Newspaper stocks crashing

My attention was recently called to a July 15 blog post by Alan Mutter at Newsosaur. He notes the collapse of the stock prices for most newspaper companies. Here are the highlights.

: A.H. Belo (AHC) today is worth $119 million, down 58% from $282 million when it began trading earlier this year as a free-standing newspaper publisher.:: GateHouse Media (GHS), worth $59 million, down 95% from $1.2 billion at its curiously strong initial public offering in October, 2006.

:: Journal Communications (JRN), worth $266 million, down 78% from $1.2 billion on Dec. 31, 2004.

:: Journal Register Co. (JRCO), worth $6 million, down 99% from $746 million on Dec. 31, 2004.

:: Lee Enterprises (LEE), worth $145 million, down 93% from $2 billion on Dec. 31, 2004.

:: Media General (MEG), worth $248 million, down 83% from $1.5 billion on Dec. 31, 2004.

:: McClatchy (MNI), worth $387 million, down 93% from $5.7 billion on Dec. 31, 2004.

:: New York Times Co. (NYT), worth $1.85 billion, down 67% from $5.6 billion on Dec. 31, 2004.

:: Scripps (SSP), worth $522 million, which was newly launched as a pure-plan newspaper company on July 1, 2008. More details below.

:: Sun-Times Media Group (SUTM), worth $32 million, down 98% from $1.3 billion on Dec. 31. 2004.

The only companies not on the above list are:

:: Gannett (GCI), worth a bit less than $4 billion, down 79% from $18.5 billion on Dec. 31, 2004.

:: News Corp. (NWS), worth $37.2 billion, down 36% from $58.4 billion on Dec. 31, 2004.

:: Washington Post (WPO), worth $5.5 billion, down 24% from $7.3 billion on Dec. 31, 2004.

My thoughts? Publicly traded newspaper companies have helped bring the news industry to this place. They are NOT solely responsible for everything that is wrong, but they established the concept that serving shareholders is job one. How do they serve shareholds? With something that can only be maintained under monopoly-type conditions: high-profit margins. Gannett’s target for annual profits has been 29 percent. They have essentially determined everything that they do — from corporate to staffing at local papers — based on hitting that target. They have apparently hit that number pretty consistently for quite a few years.

Not going to happen any more.

Now to drag out my crystal ball. A great many newspapers currently operating in the US will cease to exist in the next 15-20 years. I don’t mean simply stop printing on dead trees and move their entire operations to the web. I believe they will go belly up and die.

Companies such as Gannett, while looking fairly healthy compared to their brethren at the moment, will have to get out of the newspaper business (i.e. leave all of their papers to die lonely deaths) or have them suck down the entire company. The worship of profit over everything else would almost dictate my prediction. Their shareholders demand nearly 30 percent in profit. The “newspaper” business of the future will be lucky to achieve 5 percent profit.
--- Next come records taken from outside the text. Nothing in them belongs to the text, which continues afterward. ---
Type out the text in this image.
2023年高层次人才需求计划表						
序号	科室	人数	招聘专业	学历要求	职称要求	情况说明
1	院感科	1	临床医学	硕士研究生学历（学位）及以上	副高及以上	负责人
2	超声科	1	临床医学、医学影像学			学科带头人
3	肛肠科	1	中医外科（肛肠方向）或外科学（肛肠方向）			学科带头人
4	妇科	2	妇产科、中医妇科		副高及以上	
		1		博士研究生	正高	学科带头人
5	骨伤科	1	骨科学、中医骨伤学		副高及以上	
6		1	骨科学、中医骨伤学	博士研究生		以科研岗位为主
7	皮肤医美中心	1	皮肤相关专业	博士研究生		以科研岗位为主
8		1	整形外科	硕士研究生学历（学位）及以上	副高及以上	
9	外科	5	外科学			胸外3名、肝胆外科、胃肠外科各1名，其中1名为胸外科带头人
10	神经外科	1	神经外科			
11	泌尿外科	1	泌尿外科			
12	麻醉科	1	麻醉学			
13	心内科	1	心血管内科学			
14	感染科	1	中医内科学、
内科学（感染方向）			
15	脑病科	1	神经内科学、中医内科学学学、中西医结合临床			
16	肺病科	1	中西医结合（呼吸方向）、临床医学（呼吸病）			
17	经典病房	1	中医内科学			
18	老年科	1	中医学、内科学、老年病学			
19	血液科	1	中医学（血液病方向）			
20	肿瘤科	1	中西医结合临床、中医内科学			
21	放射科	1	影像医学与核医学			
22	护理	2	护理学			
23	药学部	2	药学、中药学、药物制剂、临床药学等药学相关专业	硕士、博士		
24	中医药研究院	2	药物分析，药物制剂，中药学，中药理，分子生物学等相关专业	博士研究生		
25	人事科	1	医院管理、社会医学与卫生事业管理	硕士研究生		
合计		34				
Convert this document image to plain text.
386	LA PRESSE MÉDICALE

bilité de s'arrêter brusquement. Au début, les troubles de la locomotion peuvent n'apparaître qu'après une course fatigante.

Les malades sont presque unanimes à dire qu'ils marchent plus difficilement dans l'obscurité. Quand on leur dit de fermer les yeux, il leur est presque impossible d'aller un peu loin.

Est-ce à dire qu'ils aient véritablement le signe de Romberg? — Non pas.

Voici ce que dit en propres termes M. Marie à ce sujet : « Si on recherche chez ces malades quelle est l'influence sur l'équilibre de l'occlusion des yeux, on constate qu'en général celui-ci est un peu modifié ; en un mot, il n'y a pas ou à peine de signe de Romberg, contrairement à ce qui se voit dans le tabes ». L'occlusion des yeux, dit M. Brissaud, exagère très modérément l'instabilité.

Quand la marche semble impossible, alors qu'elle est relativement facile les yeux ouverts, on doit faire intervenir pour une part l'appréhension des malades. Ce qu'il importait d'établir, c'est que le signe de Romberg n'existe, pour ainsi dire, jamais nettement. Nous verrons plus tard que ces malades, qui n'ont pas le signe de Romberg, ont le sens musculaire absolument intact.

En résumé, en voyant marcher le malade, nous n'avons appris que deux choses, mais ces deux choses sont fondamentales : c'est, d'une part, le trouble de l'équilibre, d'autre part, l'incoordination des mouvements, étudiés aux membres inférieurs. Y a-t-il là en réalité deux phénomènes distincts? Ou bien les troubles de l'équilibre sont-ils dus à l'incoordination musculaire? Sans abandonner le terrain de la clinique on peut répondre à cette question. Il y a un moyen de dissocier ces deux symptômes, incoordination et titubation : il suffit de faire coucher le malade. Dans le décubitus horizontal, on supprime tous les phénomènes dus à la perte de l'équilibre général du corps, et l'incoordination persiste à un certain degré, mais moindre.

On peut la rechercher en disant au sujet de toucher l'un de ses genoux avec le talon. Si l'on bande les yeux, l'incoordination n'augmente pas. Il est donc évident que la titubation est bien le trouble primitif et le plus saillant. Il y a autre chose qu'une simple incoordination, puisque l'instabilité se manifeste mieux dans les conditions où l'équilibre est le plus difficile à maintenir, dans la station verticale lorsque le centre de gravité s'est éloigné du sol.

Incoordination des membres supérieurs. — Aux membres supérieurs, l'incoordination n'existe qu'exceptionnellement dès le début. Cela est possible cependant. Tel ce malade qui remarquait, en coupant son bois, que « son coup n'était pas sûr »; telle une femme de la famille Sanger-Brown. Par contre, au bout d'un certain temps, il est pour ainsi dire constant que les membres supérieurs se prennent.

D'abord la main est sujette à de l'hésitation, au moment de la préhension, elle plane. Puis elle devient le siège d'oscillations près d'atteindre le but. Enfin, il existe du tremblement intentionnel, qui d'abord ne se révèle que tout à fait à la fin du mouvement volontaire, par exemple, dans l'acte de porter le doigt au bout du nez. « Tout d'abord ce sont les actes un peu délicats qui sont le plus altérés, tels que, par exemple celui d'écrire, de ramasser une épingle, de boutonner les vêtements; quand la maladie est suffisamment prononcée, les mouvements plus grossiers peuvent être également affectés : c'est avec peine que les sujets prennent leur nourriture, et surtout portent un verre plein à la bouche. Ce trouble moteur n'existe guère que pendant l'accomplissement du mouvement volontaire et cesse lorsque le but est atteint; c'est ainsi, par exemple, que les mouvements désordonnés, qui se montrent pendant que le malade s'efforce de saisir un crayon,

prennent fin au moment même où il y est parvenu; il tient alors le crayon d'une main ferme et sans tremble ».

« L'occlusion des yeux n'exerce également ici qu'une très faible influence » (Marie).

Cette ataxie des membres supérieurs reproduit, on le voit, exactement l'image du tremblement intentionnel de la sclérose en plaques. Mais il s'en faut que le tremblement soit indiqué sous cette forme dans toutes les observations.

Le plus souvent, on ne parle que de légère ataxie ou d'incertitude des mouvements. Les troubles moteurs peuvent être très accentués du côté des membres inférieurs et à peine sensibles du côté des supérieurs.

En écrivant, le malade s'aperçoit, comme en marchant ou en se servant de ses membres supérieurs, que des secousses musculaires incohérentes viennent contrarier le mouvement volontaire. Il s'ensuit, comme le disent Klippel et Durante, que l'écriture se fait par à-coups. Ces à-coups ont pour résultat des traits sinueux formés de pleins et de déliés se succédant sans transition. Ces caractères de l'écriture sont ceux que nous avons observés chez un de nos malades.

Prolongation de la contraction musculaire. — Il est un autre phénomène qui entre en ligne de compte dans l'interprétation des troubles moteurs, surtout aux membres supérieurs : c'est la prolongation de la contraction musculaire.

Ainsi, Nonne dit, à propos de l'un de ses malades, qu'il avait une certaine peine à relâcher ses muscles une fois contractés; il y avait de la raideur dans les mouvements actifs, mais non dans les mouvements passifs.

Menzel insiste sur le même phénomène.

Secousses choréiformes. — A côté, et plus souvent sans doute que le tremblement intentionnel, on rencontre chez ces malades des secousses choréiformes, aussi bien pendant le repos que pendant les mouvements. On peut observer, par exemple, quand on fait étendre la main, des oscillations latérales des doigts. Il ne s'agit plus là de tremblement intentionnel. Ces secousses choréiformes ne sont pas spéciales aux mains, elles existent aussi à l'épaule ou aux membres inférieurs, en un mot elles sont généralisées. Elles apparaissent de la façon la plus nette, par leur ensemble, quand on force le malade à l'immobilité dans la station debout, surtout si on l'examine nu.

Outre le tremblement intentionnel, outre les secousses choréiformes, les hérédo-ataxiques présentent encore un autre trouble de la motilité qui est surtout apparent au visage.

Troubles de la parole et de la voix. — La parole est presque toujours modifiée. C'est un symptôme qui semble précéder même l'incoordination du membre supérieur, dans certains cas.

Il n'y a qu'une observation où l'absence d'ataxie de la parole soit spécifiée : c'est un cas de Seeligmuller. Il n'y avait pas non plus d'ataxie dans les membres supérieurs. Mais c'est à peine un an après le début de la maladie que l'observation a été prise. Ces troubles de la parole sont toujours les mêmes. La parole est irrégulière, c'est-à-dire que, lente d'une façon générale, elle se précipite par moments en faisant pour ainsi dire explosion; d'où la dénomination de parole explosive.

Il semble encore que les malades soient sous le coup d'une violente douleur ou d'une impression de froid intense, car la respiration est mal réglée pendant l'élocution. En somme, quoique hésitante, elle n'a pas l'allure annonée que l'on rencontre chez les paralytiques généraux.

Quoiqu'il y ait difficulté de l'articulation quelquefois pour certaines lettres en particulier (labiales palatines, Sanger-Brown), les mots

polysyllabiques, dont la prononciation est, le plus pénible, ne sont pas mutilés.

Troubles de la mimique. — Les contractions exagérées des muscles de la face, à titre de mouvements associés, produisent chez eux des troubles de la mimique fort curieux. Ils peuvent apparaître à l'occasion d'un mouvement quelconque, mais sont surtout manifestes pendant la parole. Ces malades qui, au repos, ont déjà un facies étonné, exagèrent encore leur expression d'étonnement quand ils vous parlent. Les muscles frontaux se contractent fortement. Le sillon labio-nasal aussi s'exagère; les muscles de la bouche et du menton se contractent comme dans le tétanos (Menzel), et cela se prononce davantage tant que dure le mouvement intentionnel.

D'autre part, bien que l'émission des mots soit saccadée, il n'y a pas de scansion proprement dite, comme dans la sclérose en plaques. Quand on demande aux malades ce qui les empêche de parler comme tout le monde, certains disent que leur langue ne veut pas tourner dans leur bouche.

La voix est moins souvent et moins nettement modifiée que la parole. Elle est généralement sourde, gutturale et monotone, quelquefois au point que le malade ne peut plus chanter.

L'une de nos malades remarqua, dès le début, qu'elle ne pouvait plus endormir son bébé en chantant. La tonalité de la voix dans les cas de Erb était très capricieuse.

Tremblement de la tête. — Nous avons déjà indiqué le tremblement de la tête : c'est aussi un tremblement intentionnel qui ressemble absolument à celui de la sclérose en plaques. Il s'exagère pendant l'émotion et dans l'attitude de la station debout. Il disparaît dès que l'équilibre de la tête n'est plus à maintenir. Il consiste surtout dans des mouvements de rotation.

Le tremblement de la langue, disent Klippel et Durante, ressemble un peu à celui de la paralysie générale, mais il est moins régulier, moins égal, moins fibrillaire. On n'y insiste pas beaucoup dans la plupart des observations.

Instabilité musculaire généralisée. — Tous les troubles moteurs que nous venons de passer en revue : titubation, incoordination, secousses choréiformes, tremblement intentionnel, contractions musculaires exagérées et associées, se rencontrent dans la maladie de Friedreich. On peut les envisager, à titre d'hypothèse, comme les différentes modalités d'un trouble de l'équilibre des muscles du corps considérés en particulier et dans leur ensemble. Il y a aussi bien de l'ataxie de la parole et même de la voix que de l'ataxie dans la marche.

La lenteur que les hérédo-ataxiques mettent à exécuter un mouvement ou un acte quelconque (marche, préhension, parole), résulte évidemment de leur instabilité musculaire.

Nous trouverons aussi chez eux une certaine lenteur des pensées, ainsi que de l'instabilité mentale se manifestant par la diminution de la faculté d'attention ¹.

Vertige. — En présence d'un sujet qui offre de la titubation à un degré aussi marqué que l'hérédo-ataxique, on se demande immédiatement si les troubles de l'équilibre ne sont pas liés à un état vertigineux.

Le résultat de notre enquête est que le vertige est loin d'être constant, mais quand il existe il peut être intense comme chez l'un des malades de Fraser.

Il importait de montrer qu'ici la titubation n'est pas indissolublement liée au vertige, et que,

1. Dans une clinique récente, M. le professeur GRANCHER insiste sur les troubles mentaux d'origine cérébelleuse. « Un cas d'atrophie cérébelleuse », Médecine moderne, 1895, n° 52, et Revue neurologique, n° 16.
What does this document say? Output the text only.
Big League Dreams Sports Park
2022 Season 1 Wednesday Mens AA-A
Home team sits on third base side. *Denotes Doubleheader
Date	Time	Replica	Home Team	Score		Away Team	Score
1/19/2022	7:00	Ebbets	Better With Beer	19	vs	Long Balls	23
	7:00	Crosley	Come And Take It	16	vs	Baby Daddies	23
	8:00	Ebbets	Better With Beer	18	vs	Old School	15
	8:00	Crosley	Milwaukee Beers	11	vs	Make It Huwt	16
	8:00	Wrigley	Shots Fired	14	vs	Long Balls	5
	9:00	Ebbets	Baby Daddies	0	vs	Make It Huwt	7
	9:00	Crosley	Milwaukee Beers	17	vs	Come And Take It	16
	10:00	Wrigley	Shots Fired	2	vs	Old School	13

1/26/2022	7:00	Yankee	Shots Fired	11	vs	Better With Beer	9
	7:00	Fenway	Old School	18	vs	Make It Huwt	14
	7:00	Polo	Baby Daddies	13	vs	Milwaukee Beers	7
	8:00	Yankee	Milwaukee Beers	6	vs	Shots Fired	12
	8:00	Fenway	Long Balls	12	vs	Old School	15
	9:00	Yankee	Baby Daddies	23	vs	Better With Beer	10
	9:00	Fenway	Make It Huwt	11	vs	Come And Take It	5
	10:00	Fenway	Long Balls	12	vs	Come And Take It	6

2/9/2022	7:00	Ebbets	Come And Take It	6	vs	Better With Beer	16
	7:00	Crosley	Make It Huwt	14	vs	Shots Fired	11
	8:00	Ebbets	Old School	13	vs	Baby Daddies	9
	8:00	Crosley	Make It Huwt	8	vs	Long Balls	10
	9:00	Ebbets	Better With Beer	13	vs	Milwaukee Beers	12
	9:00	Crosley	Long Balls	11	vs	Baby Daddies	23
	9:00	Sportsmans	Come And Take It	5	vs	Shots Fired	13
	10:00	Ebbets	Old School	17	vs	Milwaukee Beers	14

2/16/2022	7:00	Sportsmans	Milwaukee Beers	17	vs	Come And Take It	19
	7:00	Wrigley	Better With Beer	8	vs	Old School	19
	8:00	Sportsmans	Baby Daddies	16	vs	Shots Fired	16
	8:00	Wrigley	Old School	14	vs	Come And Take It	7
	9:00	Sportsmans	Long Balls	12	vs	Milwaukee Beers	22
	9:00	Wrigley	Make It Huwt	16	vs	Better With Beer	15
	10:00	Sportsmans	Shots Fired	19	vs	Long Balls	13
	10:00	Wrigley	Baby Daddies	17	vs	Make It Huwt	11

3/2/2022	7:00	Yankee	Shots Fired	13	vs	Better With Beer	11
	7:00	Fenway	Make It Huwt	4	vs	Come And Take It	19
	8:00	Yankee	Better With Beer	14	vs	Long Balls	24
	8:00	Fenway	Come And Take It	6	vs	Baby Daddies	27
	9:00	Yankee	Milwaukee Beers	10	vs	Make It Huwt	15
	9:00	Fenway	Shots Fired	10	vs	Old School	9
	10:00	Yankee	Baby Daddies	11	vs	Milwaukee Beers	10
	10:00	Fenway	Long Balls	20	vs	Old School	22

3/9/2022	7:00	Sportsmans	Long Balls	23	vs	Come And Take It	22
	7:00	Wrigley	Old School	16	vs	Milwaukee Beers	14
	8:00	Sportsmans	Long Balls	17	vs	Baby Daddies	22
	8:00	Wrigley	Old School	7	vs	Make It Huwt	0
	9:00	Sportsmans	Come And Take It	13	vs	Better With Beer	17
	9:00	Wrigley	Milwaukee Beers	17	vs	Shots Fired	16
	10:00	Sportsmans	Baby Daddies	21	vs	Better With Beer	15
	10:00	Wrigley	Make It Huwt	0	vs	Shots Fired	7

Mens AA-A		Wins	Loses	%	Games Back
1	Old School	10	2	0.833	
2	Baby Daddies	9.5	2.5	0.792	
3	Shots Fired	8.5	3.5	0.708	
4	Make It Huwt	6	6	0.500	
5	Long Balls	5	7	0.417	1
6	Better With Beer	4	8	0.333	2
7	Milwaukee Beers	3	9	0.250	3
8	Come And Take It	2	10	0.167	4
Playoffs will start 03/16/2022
What does the future hold? Private ownership of newspapers (although that term will likely soon be anachronistic, since news on paper will be gone). Some of those private owners will be rich people with axes to grind. They may succeed in spite of that. Many will have no newspaper business sense and simply pour some millions into the “paper” and eventually get out. Many former newspaper people will take up the local news slack by starting their own online “papers.” National organizations will take over much of the government watchdog role.

What will get lost? Investigative journalism at the state and local level for many areas. The watch-dog role of newspapers, which some may arguably have not performed very well anyway, will now become largely non-existent. Hopefully the American people will eventually realize what they have lost and support some system that comes along (10 years or so into the future) to support such things.

If it weren’t for the things that newspapers could do, like throw 20 people at a mountain of documents to try and find out how a mayor systematically looted a city for three decades, then I might not miss them. I, too, am sick of the old boy network that blocks innovation and their tunnel vision regarding what is a story (it isn’t news unless I say it’s news). But the price for shedding this will be steep — especially in a country where informed citizens are supposed to keep the government honest, but those informed citizens almost never attend a government meeting and look at government documents even less. The cost of losing that will be far higher than the billions in stock value that evaporated in the month of July 2008.